The de Bruin defence would be that the several different layers protecting the samples taken in Kilkenny were breached by some malicious third party well placed enough to be familiar with the identification codes involved; then opened and tampered with between Kilkenny and Barcelona; then accepted and signed for in the laboratory in Barcelona, whose very existence depends on its reputation.
If all this were to have happened, it is reasonable to suggest that the security tapes on the B sample will either show evidence of tampering or the contents of the B sample will clear de Bruin's name.
An independent analysis of the B sample would be crucial in detecting the precise amount of the substance, believed to be whiskey (spelt with an `e', FINA sources say), which is contained therein. If the tampering has been malicious and by a third party, it would take an extraordinary genius to apply the precise same concentration of the whiskey substance to a B sample of differing overall volume to the A sample.
For this to have occurred under the supervision of an IOC laboratory which is inspected every four months, and which must seek reaccreditation annually, would be an extraordinary development.
The accreditation of laboratories depends on them accepting only samples collected and sealed as per the rules of the IOC.
"We have a period of 21 days within which to make a decision as regards the B sample," said Mr Lennon, "and it is very difficult to advise Michelle as to whether or not she should now proceed with her election of having the B sample analysed by a laboratory who seem to have examined a sample which had a lower mass gravity than it did when it left Ireland.
"That has not been explained by FINA. It seems to us that where a laboratory is suggesting that that difference between the reading which was taken in Michelle's house in Kilkenny and that which they find in the lab in Barcelona is the strongest indicator of manipulation or adulteration of a sample, to say go ahead and test the second sample, on the assumption that presumably its mass and the difference that has been quoted already will also be there as well."
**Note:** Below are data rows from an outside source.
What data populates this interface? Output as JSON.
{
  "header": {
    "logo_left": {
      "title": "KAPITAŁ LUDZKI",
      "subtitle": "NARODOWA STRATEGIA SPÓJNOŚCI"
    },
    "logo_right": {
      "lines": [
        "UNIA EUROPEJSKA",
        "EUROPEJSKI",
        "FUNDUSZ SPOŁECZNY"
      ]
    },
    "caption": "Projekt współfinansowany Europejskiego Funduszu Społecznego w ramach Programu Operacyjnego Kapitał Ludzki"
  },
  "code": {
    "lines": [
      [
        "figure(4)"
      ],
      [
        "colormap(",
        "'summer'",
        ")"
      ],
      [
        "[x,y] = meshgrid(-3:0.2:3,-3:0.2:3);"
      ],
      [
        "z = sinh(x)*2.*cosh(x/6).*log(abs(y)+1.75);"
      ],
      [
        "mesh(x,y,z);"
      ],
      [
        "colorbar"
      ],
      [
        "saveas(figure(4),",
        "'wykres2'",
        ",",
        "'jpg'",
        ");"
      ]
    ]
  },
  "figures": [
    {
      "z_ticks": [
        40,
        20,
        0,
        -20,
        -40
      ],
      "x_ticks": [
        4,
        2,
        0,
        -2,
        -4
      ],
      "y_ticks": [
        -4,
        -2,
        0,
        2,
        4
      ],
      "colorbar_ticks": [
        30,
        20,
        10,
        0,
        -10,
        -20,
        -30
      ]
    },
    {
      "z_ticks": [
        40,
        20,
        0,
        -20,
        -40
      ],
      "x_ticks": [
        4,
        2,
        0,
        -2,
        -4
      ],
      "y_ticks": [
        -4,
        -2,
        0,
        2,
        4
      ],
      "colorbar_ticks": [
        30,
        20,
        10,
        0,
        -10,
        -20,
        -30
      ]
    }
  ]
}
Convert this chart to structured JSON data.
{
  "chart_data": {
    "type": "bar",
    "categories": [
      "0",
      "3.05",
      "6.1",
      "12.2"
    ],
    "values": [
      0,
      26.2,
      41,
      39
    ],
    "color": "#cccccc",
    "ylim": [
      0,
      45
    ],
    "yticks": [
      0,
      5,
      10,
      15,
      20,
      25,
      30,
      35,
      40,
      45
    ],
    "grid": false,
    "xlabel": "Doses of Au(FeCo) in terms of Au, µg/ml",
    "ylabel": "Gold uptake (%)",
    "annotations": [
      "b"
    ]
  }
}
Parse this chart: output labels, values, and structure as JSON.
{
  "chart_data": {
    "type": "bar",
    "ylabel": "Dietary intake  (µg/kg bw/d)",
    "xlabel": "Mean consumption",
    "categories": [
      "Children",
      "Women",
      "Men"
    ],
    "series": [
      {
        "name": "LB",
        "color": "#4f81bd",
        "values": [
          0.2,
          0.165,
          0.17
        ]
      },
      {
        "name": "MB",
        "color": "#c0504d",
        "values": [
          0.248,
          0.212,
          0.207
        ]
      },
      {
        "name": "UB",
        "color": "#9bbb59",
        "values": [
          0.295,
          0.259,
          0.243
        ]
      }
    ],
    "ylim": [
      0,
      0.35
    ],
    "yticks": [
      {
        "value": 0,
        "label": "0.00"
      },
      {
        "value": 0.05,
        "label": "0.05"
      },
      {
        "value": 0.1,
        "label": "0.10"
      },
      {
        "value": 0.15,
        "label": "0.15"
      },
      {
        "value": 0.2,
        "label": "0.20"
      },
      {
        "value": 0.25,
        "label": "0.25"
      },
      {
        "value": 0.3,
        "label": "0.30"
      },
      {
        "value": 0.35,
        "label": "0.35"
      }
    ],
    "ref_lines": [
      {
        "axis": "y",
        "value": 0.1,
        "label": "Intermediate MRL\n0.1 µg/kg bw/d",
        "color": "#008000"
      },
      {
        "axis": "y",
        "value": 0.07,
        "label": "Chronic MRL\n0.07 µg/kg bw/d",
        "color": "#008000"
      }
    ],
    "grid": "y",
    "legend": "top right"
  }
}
Not to avail of the avenue of examining the B sample would seem an unwise decision at this stage. The contents of that jar are going to be called into play at some stage in what will be a long battle.
The de Bruins raised questions yesterday about the time lapse between the test being administered in January and the couple being informed of the outcome yesterday.
With a high-profile case like de Bruin's, and given the complexity of the issues involved, it is conceivable that such a delay is reasonable. One presumes that the FINA doping commission checked and rechecked its legal, medical and scientific position on the issue.
For the governing body of such a troubled sport to ask questions of its triple Olympic champion is a big step. It would be more alarming if the time lapse had been shorter, suggesting hastiness.
The issues of the specific gravity of the sample having diminished between the time it was measured in Kilkenny and measured in Barcelona is beyond the remit of the layman. The measure is taken basically as a measure of the density of the sample. That this might have changed due to the introduction of the substance believed to be whiskey is a question for scientists and, perhaps ultimately, the courts.
For now, though, the tactic for the defence is to push against the wall of FINA officialdom, looking for a weak spot. Complete vindication is possible for Michelle de Bruin if an extraordinary sequence of events can be proved. Unfortunately, the burden of proof lies with the swimmer. Until a determination is made on the B sample, FINA is likely to let matters lie.
"There are, of course, many rumours," said Mr Gunnar Werner, the honorary secretary of FINA last night, "but we have a procedure to follow and would wish to avoid speculation . . . We will say nothing more explicit than that at this time."
So the machinery of sporting regulation rolls on and, regardless of the ultimate outcome, it has taken a large chunk of Ireland's sporting innocence with it. In that alone, there is much to be sad about.